El Grupo Parlamentario Socialista en la Asamblea de Extremadura ha registrado una  propuesta de impulso con la que reclama a la Junta de Extremadura un refuerzo inmediato del Servicio de Ayuda a Domicilio (SAD) y un cambio profundo en el modelo de atención a la dependencia, al considerar que el actual Ejecutivo autonómico está “desmantelando de forma silenciosa uno de los pilares del Estado del Bienestar”.

Desde el PSOE se denuncia que la política de la Junta en materia de dependencia “no solo es insuficiente, sino claramente regresiva”, situando a Extremadura a la cola del país. “No es una cuestión de opinión, son los datos los que retratan el fracaso de la gestión y somos la peor comunidad autónoma en valoración del sistema y el Servicio de Ayuda a Domicilio ha quedado reducido a una presencia prácticamente testimonial”, han señalado fuentes socialistas.

El Grupo Parlamentario Socialista critica que, pese a la entrada en vigor del Real Decreto 675/2023, que establece un aumento de las intensidades mínimas del servicio, la Junta “incumple de forma sistemática sus obligaciones”, dejando a miles de personas dependientes sin la atención necesaria para poder seguir viviendo en su entorno habitual. A juicio de los socialistas, esta situación responde a una decisión política consciente: “se está optando por debilitar los servicios públicos y sustituirlos por prestaciones económicas”.

En este sentido, han denunciado que Extremadura presenta un modelo “distorsionado y desequilibrado”, en el que las ayudas económicas alcanzan un peso del 45,3% dentro del sistema, “algo que no ocurre en ninguna otra comunidad autónoma”. Para el PSOE, esta apuesta “no solo precariza la atención, sino que traslada la carga de los cuidados a las familias, especialmente a las mujeres, y renuncia a construir una red pública de servicios profesionales”.

Frente a este escenario, los socialistas defienden un modelo basado en servicios de proximidad, capaz de garantizar una atención digna, personalizada y de calidad, tomando como referencia comunidades que han reforzado el Servicio de Ayuda a Domicilio como eje central de su sistema. “No estamos ante un problema técnico, sino ante una falta de voluntad política”, han subrayado.
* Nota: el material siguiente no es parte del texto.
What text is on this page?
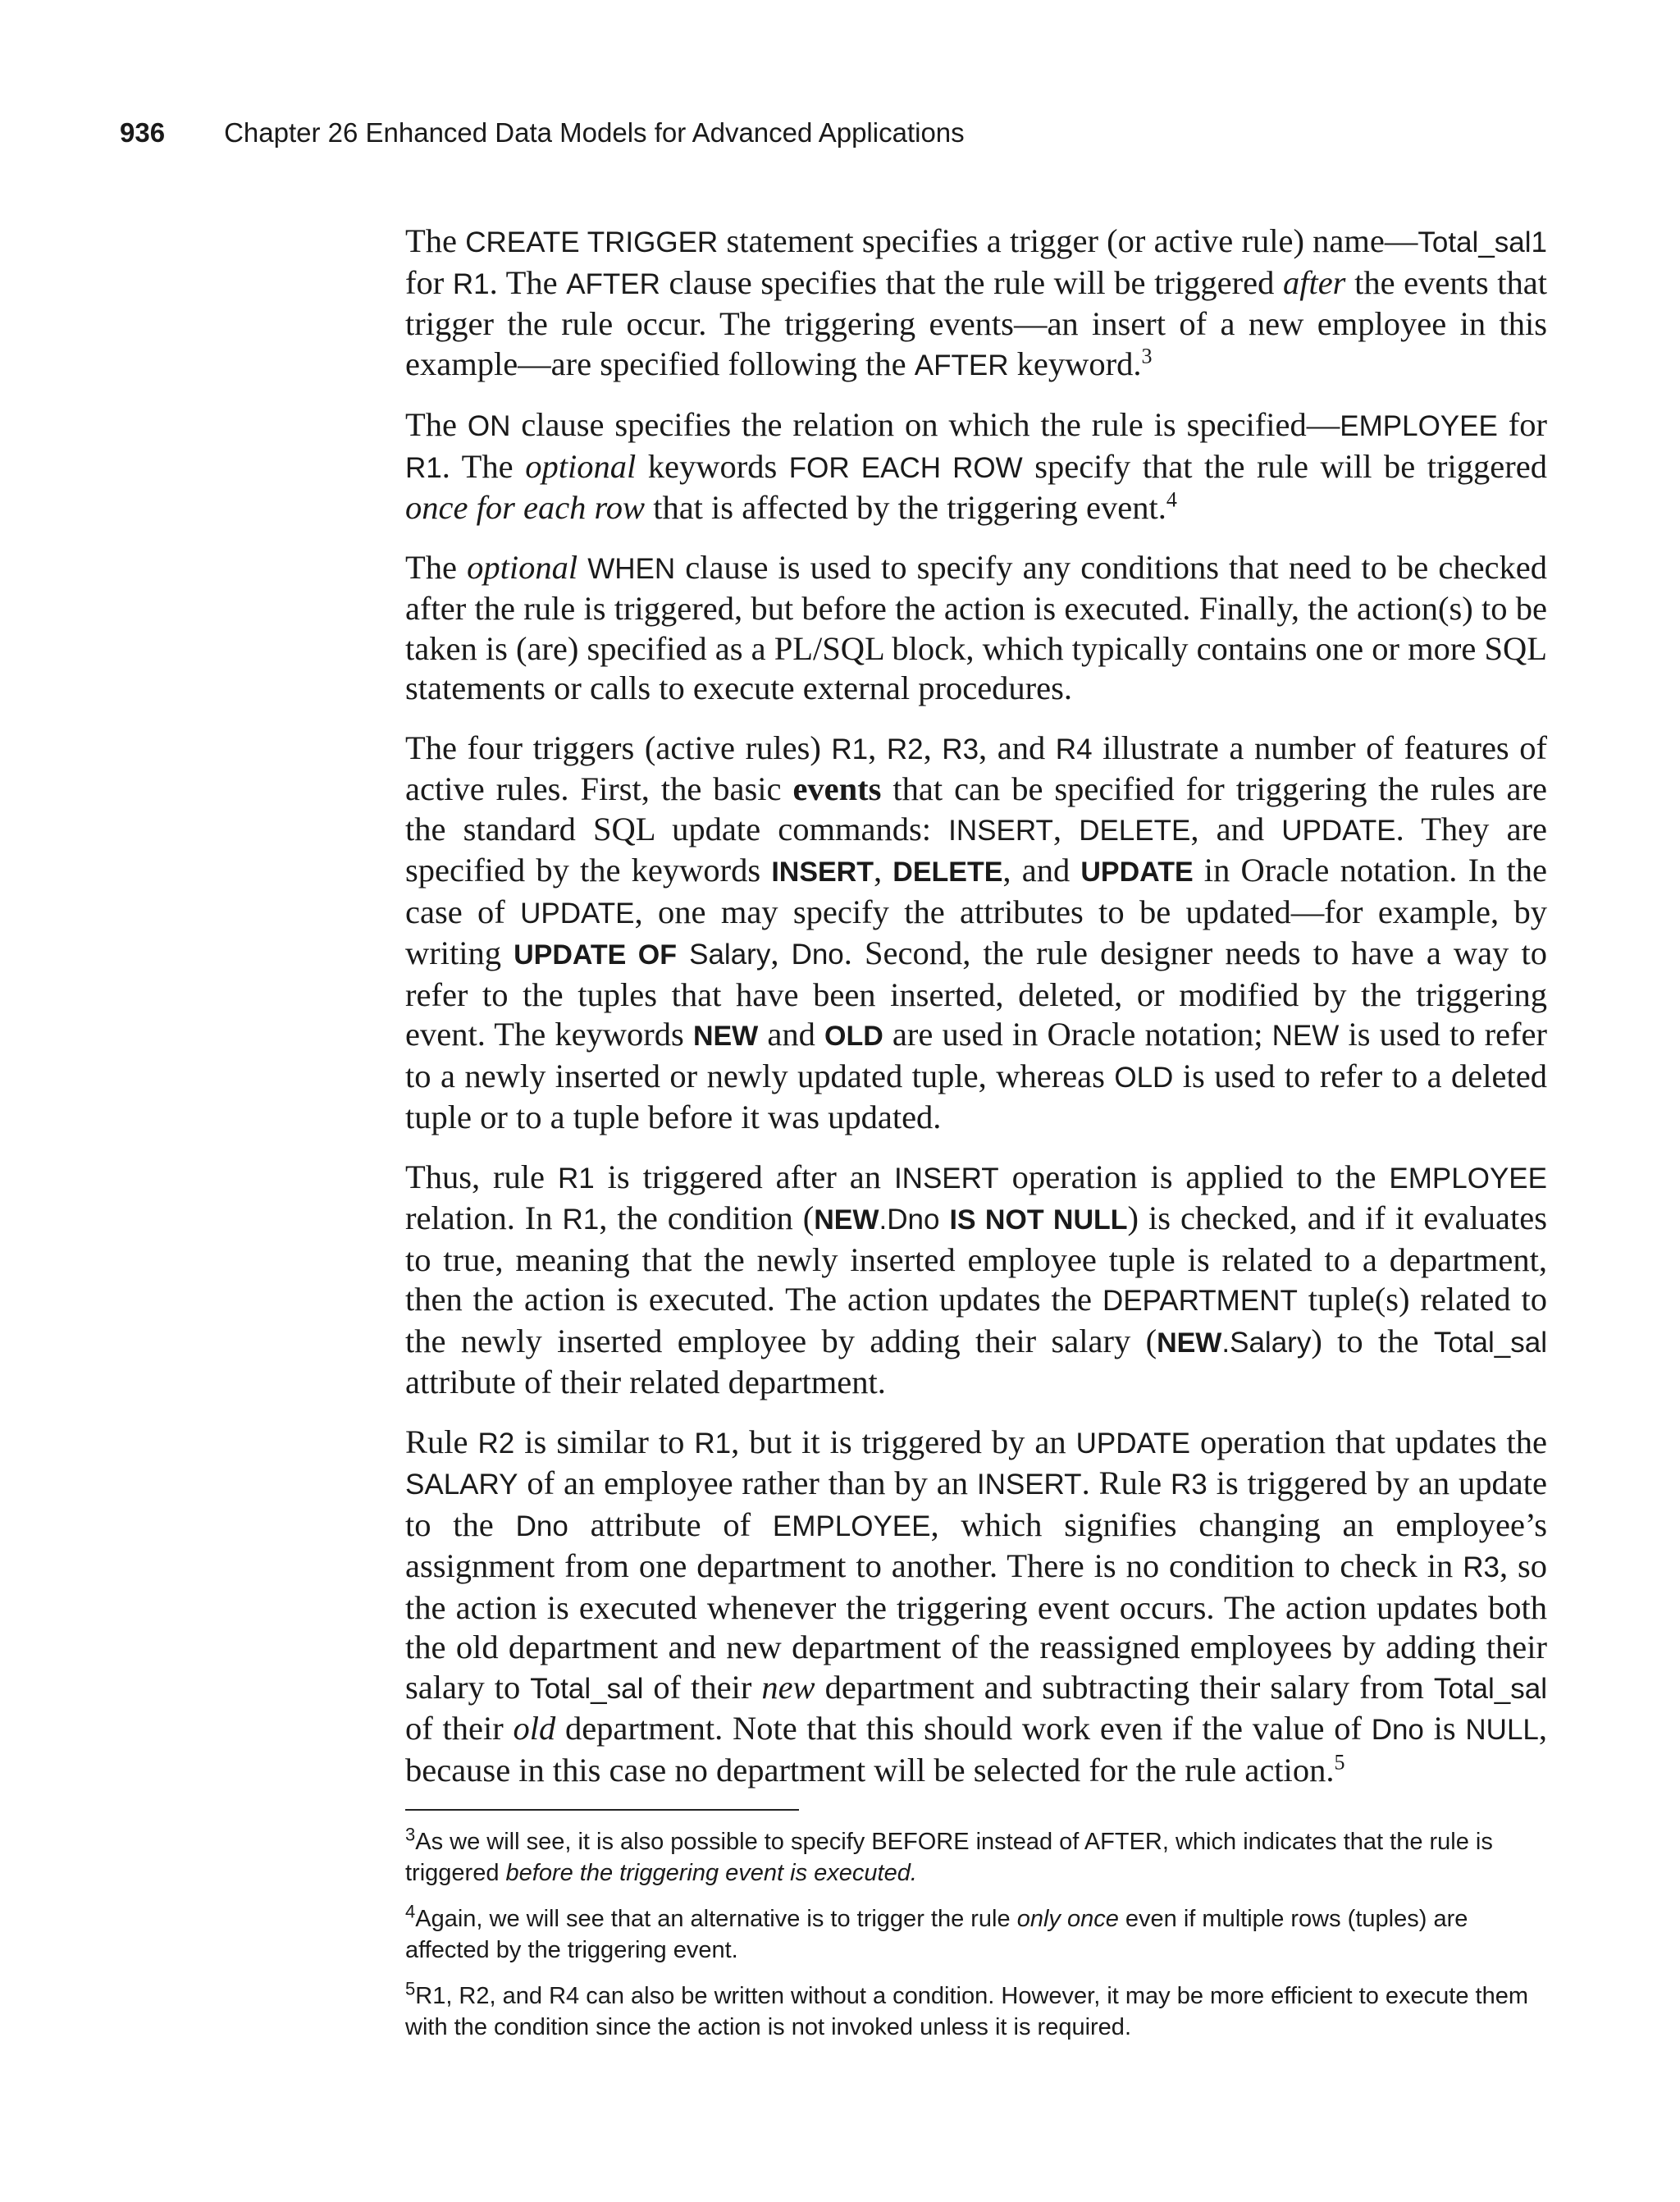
936 Chapter 26 Enhanced Data Models for Advanced Applications

The CREATE TRIGGER statement specifies a trigger (or active rule) name—Total_sal1 for R1. The AFTER clause specifies that the rule will be triggered after the events that trigger the rule occur. The triggering events—an insert of a new employee in this example—are specified following the AFTER keyword.$^3$

The ON clause specifies the relation on which the rule is specified—EMPLOYEE for R1. The optional keywords FOR EACH ROW specify that the rule will be triggered once for each row that is affected by the triggering event.$^4$

The optional WHEN clause is used to specify any conditions that need to be checked after the rule is triggered, but before the action is executed. Finally, the action(s) to be taken is (are) specified as a PL/SQL block, which typically contains one or more SQL statements or calls to execute external procedures.

The four triggers (active rules) R1, R2, R3, and R4 illustrate a number of features of active rules. First, the basic events that can be specified for triggering the rules are the standard SQL update commands: INSERT, DELETE, and UPDATE. They are specified by the keywords INSERT, DELETE, and UPDATE in Oracle notation. In the case of UPDATE, one may specify the attributes to be updated—for example, by writing UPDATE OF Salary, Dno. Second, the rule designer needs to have a way to refer to the tuples that have been inserted, deleted, or modified by the triggering event. The keywords NEW and OLD are used in Oracle notation; NEW is used to refer to a newly inserted or newly updated tuple, whereas OLD is used to refer to a deleted tuple or to a tuple before it was updated.

Thus, rule R1 is triggered after an INSERT operation is applied to the EMPLOYEE relation. In R1, the condition (NEW.Dno IS NOT NULL) is checked, and if it evaluates to true, meaning that the newly inserted employee tuple is related to a department, then the action is executed. The action updates the DEPARTMENT tuple(s) related to the newly inserted employee by adding their salary (NEW.Salary) to the Total_sal attribute of their related department.

Rule R2 is similar to R1, but it is triggered by an UPDATE operation that updates the SALARY of an employee rather than by an INSERT. Rule R3 is triggered by an update to the Dno attribute of EMPLOYEE, which signifies changing an employee’s assignment from one department to another. There is no condition to check in R3, so the action is executed whenever the triggering event occurs. The action updates both the old department and new department of the reassigned employees by adding their salary to Total_sal of their new department and subtracting their salary from Total_sal of their old department. Note that this should work even if the value of Dno is NULL, because in this case no department will be selected for the rule action.$^5$

$^3$As we will see, it is also possible to specify BEFORE instead of AFTER, which indicates that the rule is triggered before the triggering event is executed.

$^4$Again, we will see that an alternative is to trigger the rule only once even if multiple rows (tuples) are affected by the triggering event.

$^5$R1, R2, and R4 can also be written without a condition. However, it may be more efficient to execute them with the condition since the action is not invoked unless it is required.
Asimismo, el Grupo Socialista ha puesto el foco en las consecuencias económicas de la actual estrategia de la Junta, advirtiendo de que el abandono del Servicio de Ayuda a Domicilio supone también renunciar a una herramienta para generar empleo estable y fijar población en el medio rural. “Cada millón de euros invertido en este servicio genera más de 56 empleos en Extremadura. No apostar por él es dar la espalda tanto a las personas dependientes como al desarrollo de nuestra tierra”, han afirmado.

Ante esta situación, el PSOE exige a la Junta de Extremadura un cambio inmediato de rumbo que pase por reforzar la financiación del sistema de dependencia hasta equipararla con la media estatal, cumplir de manera efectiva con las intensidades del servicio fijadas por la normativa vigente y situar los servicios públicos en el centro del modelo, en estrecha colaboración con los ayuntamientos, que son la administración más cercana y quienes mejor conocen las necesidades reales de la ciudadanía.

“El Gobierno de la Junta tiene que decidir si quiere seguir instalando a Extremadura en el furgón de cola o si está dispuesto a garantizar derechos. Para el PSOE no hay duda: la atención a la dependencia debe ser un derecho real, con servicios públicos suficientes, de calidad y accesibles para toda la ciudadanía”, han concluido.